Current fees for registering a child as a British national are unlawful
In the landmark case of the Project for the Registration of Children As British Citizens & Ors, R (On the Application Of) v Secretary of State for the Home Department  EWHC 3536 (Admin), the High Court found “mass of evidence” against the current £1012 application fee for registering a child as a British citizen and ruled it to be unlawful.
The Court made it clear that where a child is entitled to be registered as a British citizen, it will generally be in the child’s best interest to be registered as one.

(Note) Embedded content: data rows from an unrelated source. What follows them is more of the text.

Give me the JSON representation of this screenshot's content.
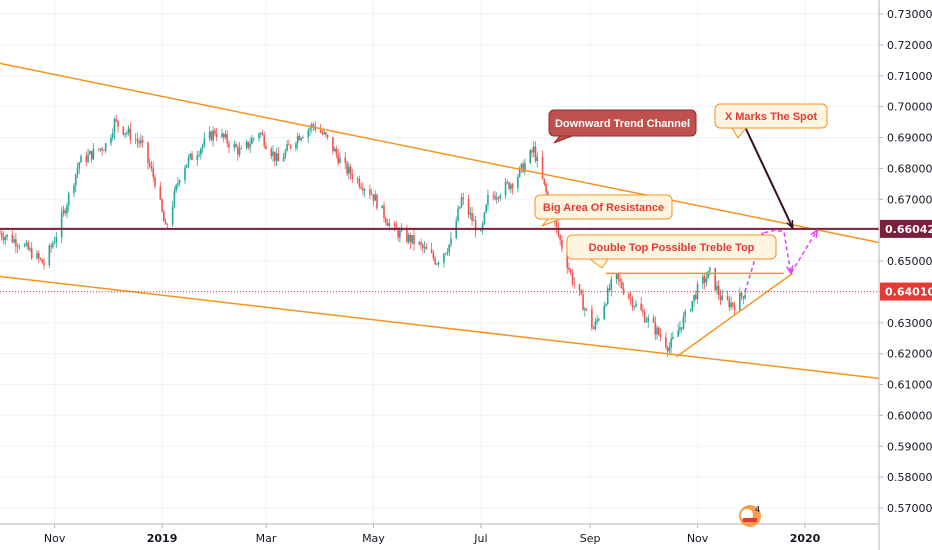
{
  "chart_data": {
    "type": "candlestick",
    "ylim": [
      0.565,
      0.735
    ],
    "yticks": [
      "0.57000",
      "0.58000",
      "0.59000",
      "0.60000",
      "0.61000",
      "0.62000",
      "0.63000",
      "0.64000",
      "0.65000",
      "0.66000",
      "0.67000",
      "0.68000",
      "0.69000",
      "0.70000",
      "0.71000",
      "0.72000",
      "0.73000"
    ],
    "ytick_values": [
      0.57,
      0.58,
      0.59,
      0.6,
      0.61,
      0.62,
      0.63,
      0.64,
      0.65,
      0.66,
      0.67,
      0.68,
      0.69,
      0.7,
      0.71,
      0.72,
      0.73
    ],
    "xticks": [
      "Nov",
      "2019",
      "Mar",
      "May",
      "Jul",
      "Sep",
      "Nov",
      "2020"
    ],
    "xtick_dates": [
      "2018-11-01",
      "2019-01-01",
      "2019-03-01",
      "2019-05-01",
      "2019-07-01",
      "2019-09-01",
      "2019-11-01",
      "2020-01-01"
    ],
    "x_range": [
      "2018-10-01",
      "2020-02-12"
    ],
    "price_path": [
      [
        "2018-10-01",
        0.659
      ],
      [
        "2018-10-12",
        0.656
      ],
      [
        "2018-10-26",
        0.649
      ],
      [
        "2018-11-03",
        0.66
      ],
      [
        "2018-11-15",
        0.682
      ],
      [
        "2018-12-01",
        0.688
      ],
      [
        "2018-12-05",
        0.695
      ],
      [
        "2018-12-20",
        0.688
      ],
      [
        "2018-12-28",
        0.676
      ],
      [
        "2019-01-03",
        0.66
      ],
      [
        "2019-01-12",
        0.68
      ],
      [
        "2019-01-31",
        0.692
      ],
      [
        "2019-02-15",
        0.685
      ],
      [
        "2019-02-25",
        0.692
      ],
      [
        "2019-03-08",
        0.682
      ],
      [
        "2019-03-18",
        0.69
      ],
      [
        "2019-03-28",
        0.694
      ],
      [
        "2019-04-04",
        0.69
      ],
      [
        "2019-04-15",
        0.68
      ],
      [
        "2019-04-30",
        0.672
      ],
      [
        "2019-05-12",
        0.66
      ],
      [
        "2019-05-25",
        0.656
      ],
      [
        "2019-06-06",
        0.65
      ],
      [
        "2019-06-14",
        0.656
      ],
      [
        "2019-06-20",
        0.67
      ],
      [
        "2019-07-01",
        0.658
      ],
      [
        "2019-07-05",
        0.67
      ],
      [
        "2019-07-20",
        0.676
      ],
      [
        "2019-07-31",
        0.686
      ],
      [
        "2019-08-12",
        0.662
      ],
      [
        "2019-08-22",
        0.644
      ],
      [
        "2019-09-03",
        0.628
      ],
      [
        "2019-09-15",
        0.645
      ],
      [
        "2019-09-25",
        0.637
      ],
      [
        "2019-10-05",
        0.63
      ],
      [
        "2019-10-16",
        0.622
      ],
      [
        "2019-10-25",
        0.632
      ],
      [
        "2019-11-02",
        0.642
      ],
      [
        "2019-11-08",
        0.646
      ],
      [
        "2019-11-15",
        0.637
      ],
      [
        "2019-11-22",
        0.636
      ],
      [
        "2019-11-28",
        0.6401
      ]
    ],
    "lines": [
      {
        "name": "channel-top",
        "from": [
          "2018-10-01",
          0.714
        ],
        "to": [
          "2020-02-12",
          0.656
        ],
        "color": "#f7931e"
      },
      {
        "name": "channel-bottom",
        "from": [
          "2018-10-01",
          0.645
        ],
        "to": [
          "2020-02-12",
          0.612
        ],
        "color": "#f7931e"
      },
      {
        "name": "resistance",
        "from": [
          "2018-10-01",
          0.6604
        ],
        "to": [
          "2020-02-12",
          0.6604
        ],
        "color": "#7b1f3b"
      },
      {
        "name": "double-top",
        "from": [
          "2019-09-10",
          0.646
        ],
        "to": [
          "2019-12-20",
          0.646
        ],
        "color": "#f7931e"
      },
      {
        "name": "rising-support",
        "from": [
          "2019-10-20",
          0.619
        ],
        "to": [
          "2019-12-25",
          0.646
        ],
        "color": "#f7931e"
      }
    ],
    "price_line": {
      "value": 0.6401,
      "label": "0.64010",
      "color": "#e53935"
    },
    "resistance_label": {
      "value": 0.6604,
      "label": "0.66042",
      "color": "#7b1f3b"
    },
    "projection": [
      [
        "2019-11-28",
        0.64
      ],
      [
        "2019-12-08",
        0.659
      ],
      [
        "2019-12-15",
        0.66
      ],
      [
        "2019-12-20",
        0.6595
      ],
      [
        "2019-12-24",
        0.646
      ],
      [
        "2020-01-08",
        0.66
      ]
    ],
    "arrow": {
      "from": [
        "2019-11-25",
        0.697
      ],
      "to": [
        "2019-12-25",
        0.6607
      ]
    },
    "annotations": [
      {
        "text": "Downward Trend Channel",
        "style": "dark"
      },
      {
        "text": "X Marks The Spot",
        "style": "light"
      },
      {
        "text": "Big Area Of Resistance",
        "style": "light"
      },
      {
        "text": "Double Top Possible Treble Top",
        "style": "light"
      }
    ],
    "grid": true
  },
  "colors": {
    "up": "#26a69a",
    "down": "#ef5350",
    "grid": "#f0f3fa",
    "orange": "#f7931e",
    "maroon": "#7b1f3b",
    "magenta": "#e040fb",
    "callout_bg": "#fdf5df",
    "callout_border": "#f7931e",
    "callout_text": "#e53935",
    "dark_bg": "#c0504d",
    "dark_text": "#ffffff",
    "arrow": "#3b0f1e"
  }
}
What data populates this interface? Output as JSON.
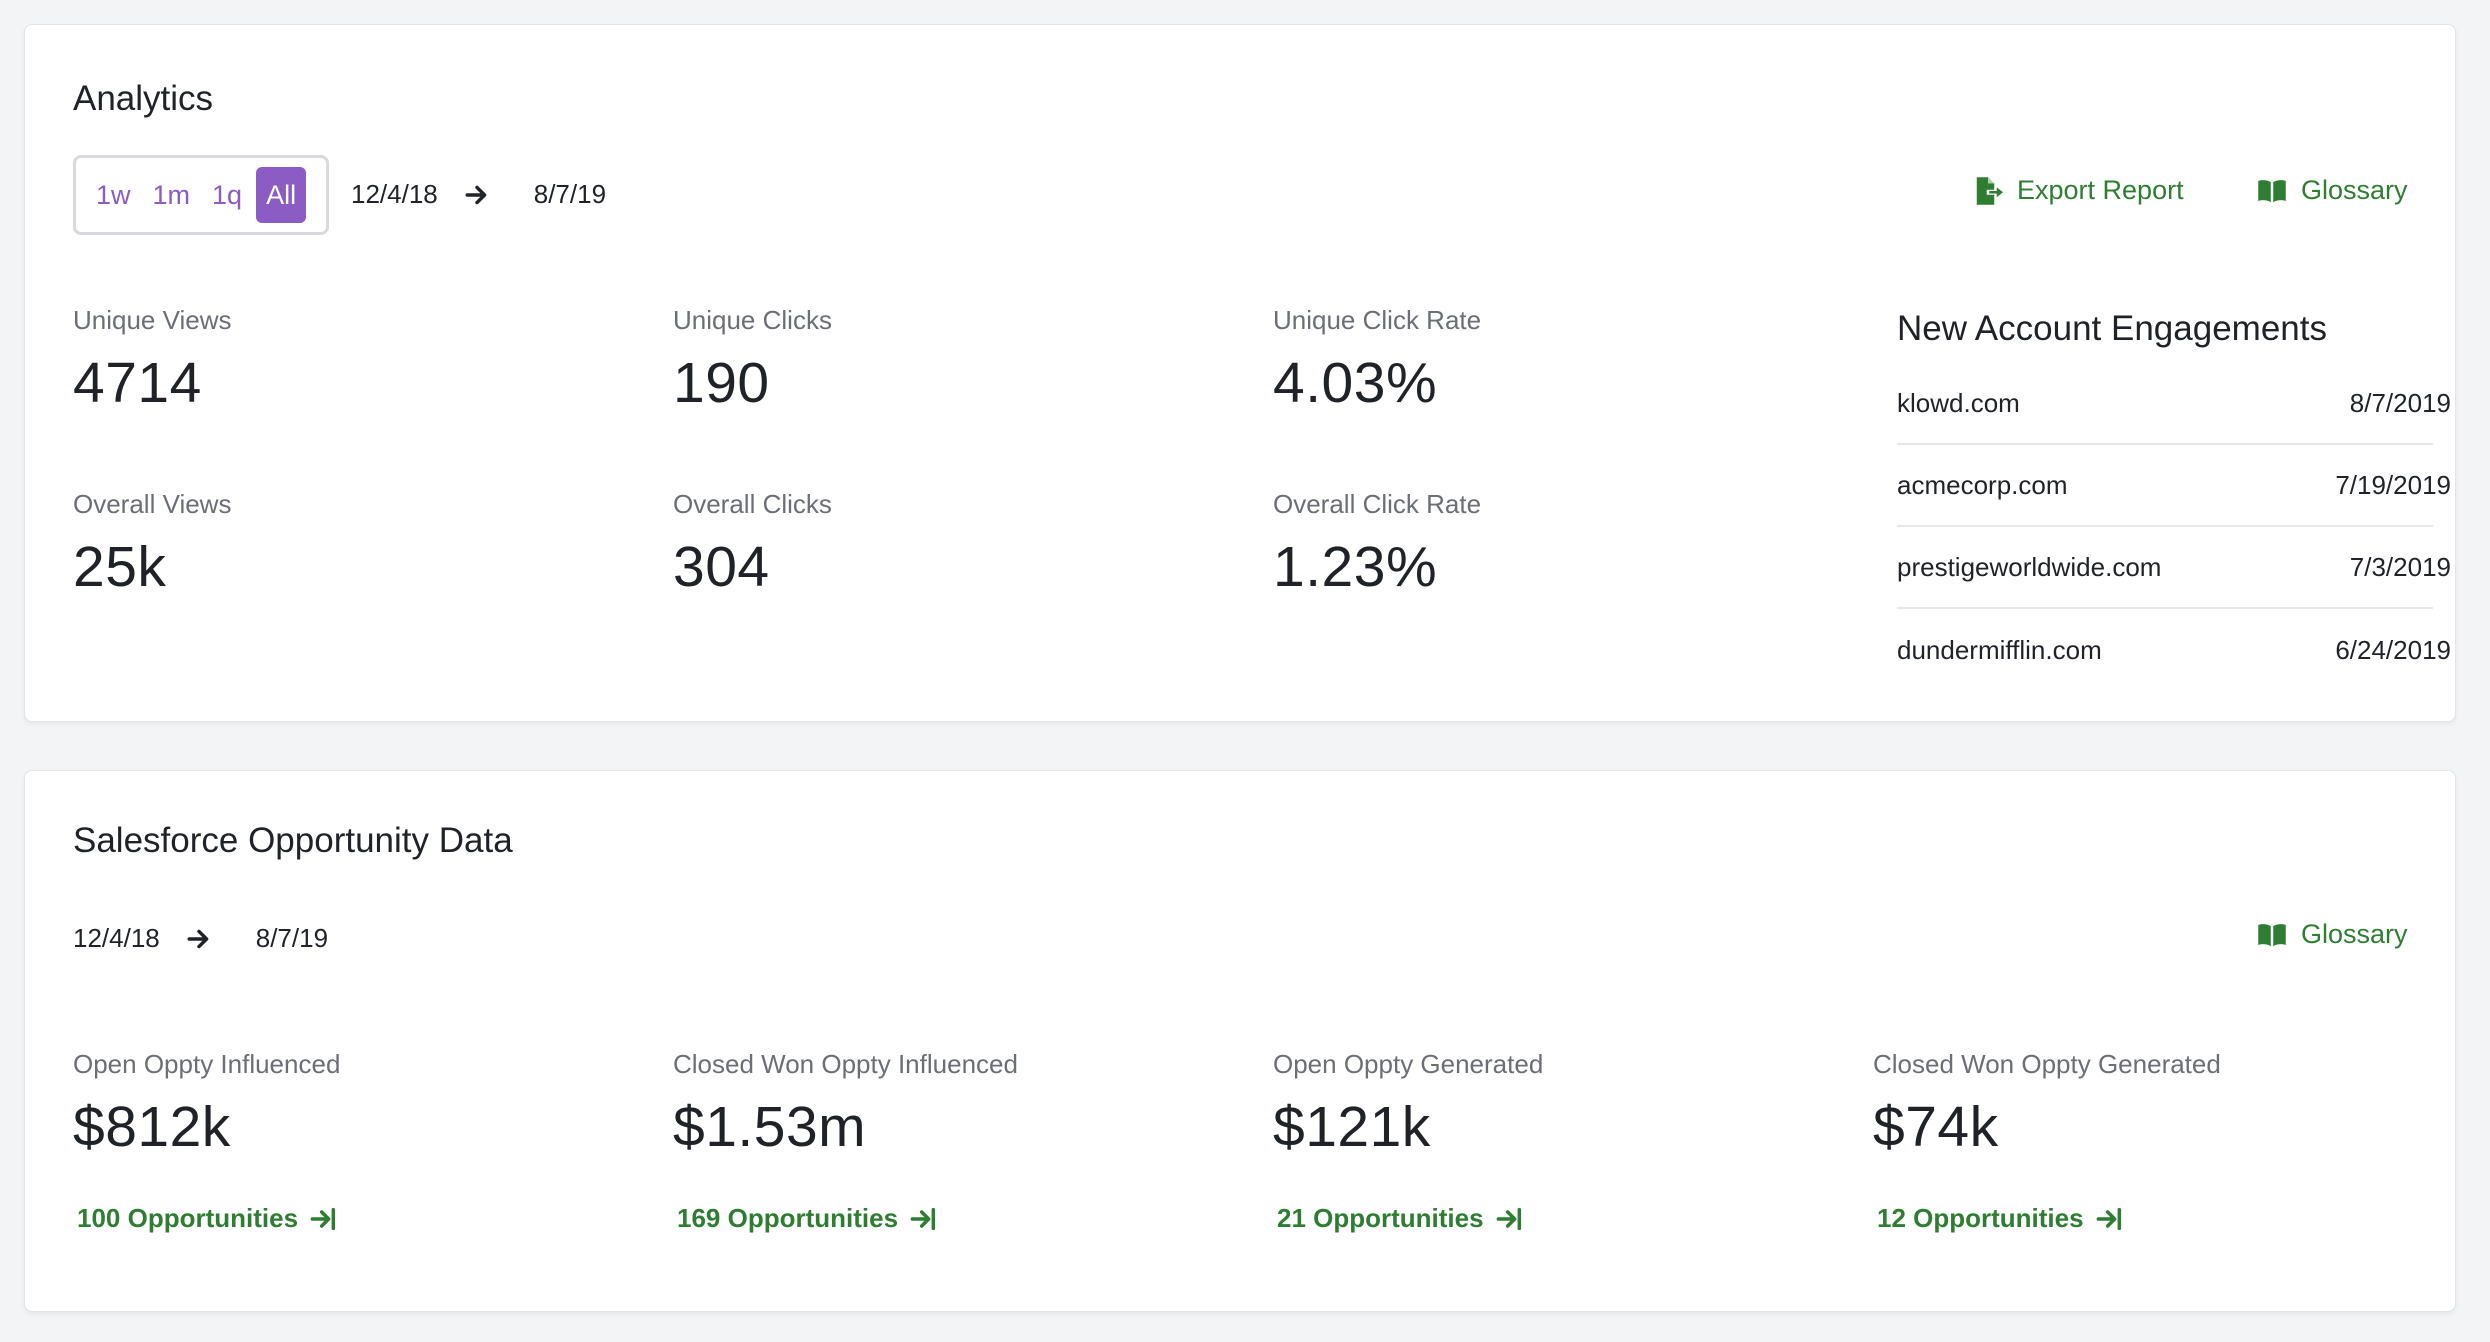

Quite to the contrary, the current high application fees have meant that “children born in the UK and identifying as British … feel alienated, excluded, isolated, “second-best”, insecure and not fully assimilated into the culture and social fabric of the UK.”
During the proceedings, it transpired that only £372 of the application fee paid is used towards the administrative costs of processing the application, leaving the majority remains to be used across the immigration system.
Due to a previous ruling, the Court was unable to rule on the issue of whether there was a power in law to set the application fee above administrative costs. However, the Court found the claimants’ position that there was no such power to be powerful and granted the claimants a certificate to apply to the Supreme Court for permission to appeal on this point.
The Court’s decision gives hope to those struggling to cope with the ever-increasing application fees. The decision is a clear illustration of the court’s awareness of the practical struggles experienced by children and the parents and guardians of children wanting to claim their British nationality.